# Why mods close threads?



## lovelygirl (Apr 15, 2012)

Why is it necessary to close a thread, even if OP is not posting for a while? 
I understand that the first aim is to help OP but even if OP doesn't show up for a while, other posters can benefit too. 

Just like in this thread:

https://talkaboutmarriage.com/gener...tionship-discussion/435915-past-future-6.html 

I mean, posters can still share ideas and learn about each other's perspectives and even learn new ones or change e perspective based on several arguments.
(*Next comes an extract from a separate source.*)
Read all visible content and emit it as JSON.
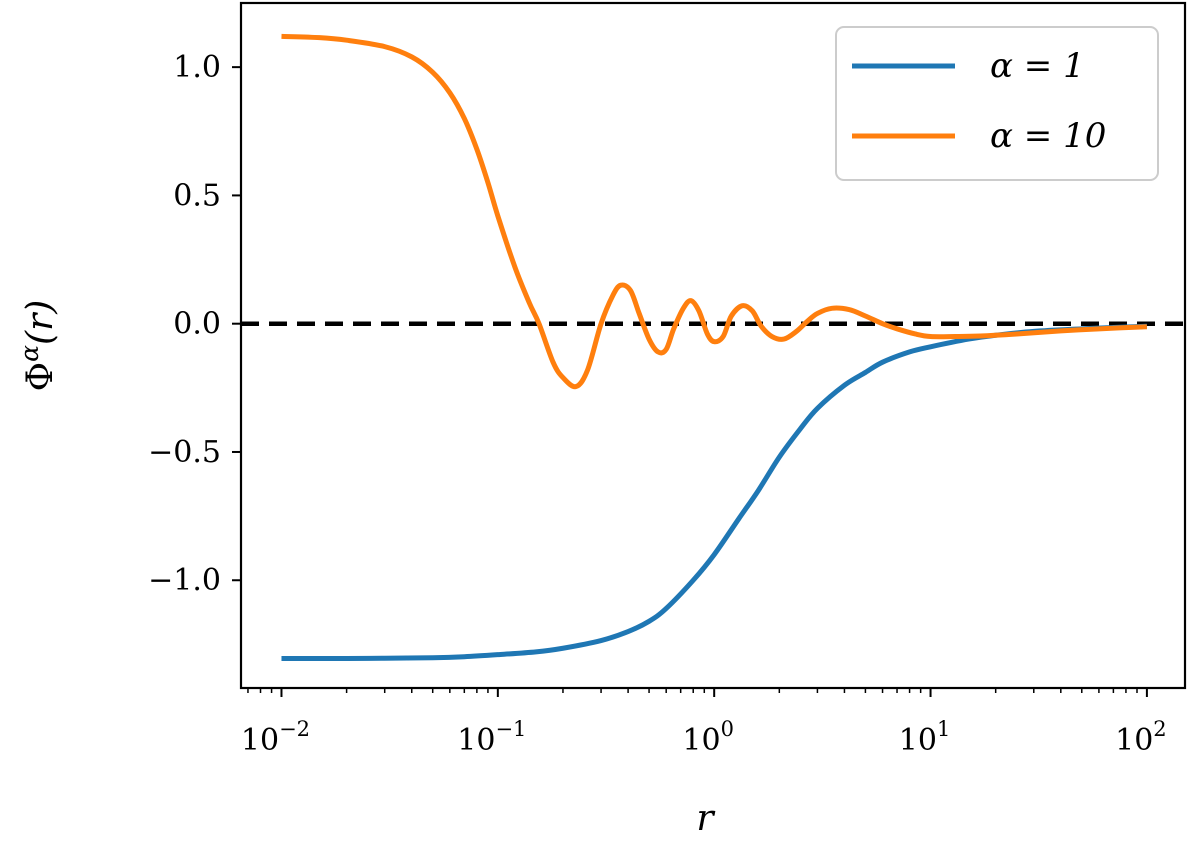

Why was it necessary to close it when other posters were still sharing their input?
This makes it sounds like a dictatorship, like "_shut your mouth and you're not going to talk if X won't be talking..._"
That's the feeling that I got when I saw the thread closed.

I agree with closing threads when OP has clarified the issue or when the thread takes totally a different direction, but in other situations, I'd recommend mods to consider keeping threads open, especially when posters are in the middle of a discussion.


----------



## MattMatt (May 19, 2012)

Sometimes threads are closed down at the request of the OP, sometimes if the thread is very old.

For example, if we have someone offering advice to an OP in a thread dating back ten years when the OP hasn't posted in nine years, helps nobody, so aged threads are often closed down, if the OP hasn't been on the site in several years.

These are known as "Zombie threads."

If someone wants their thread re-opened, we can do that for them.


----------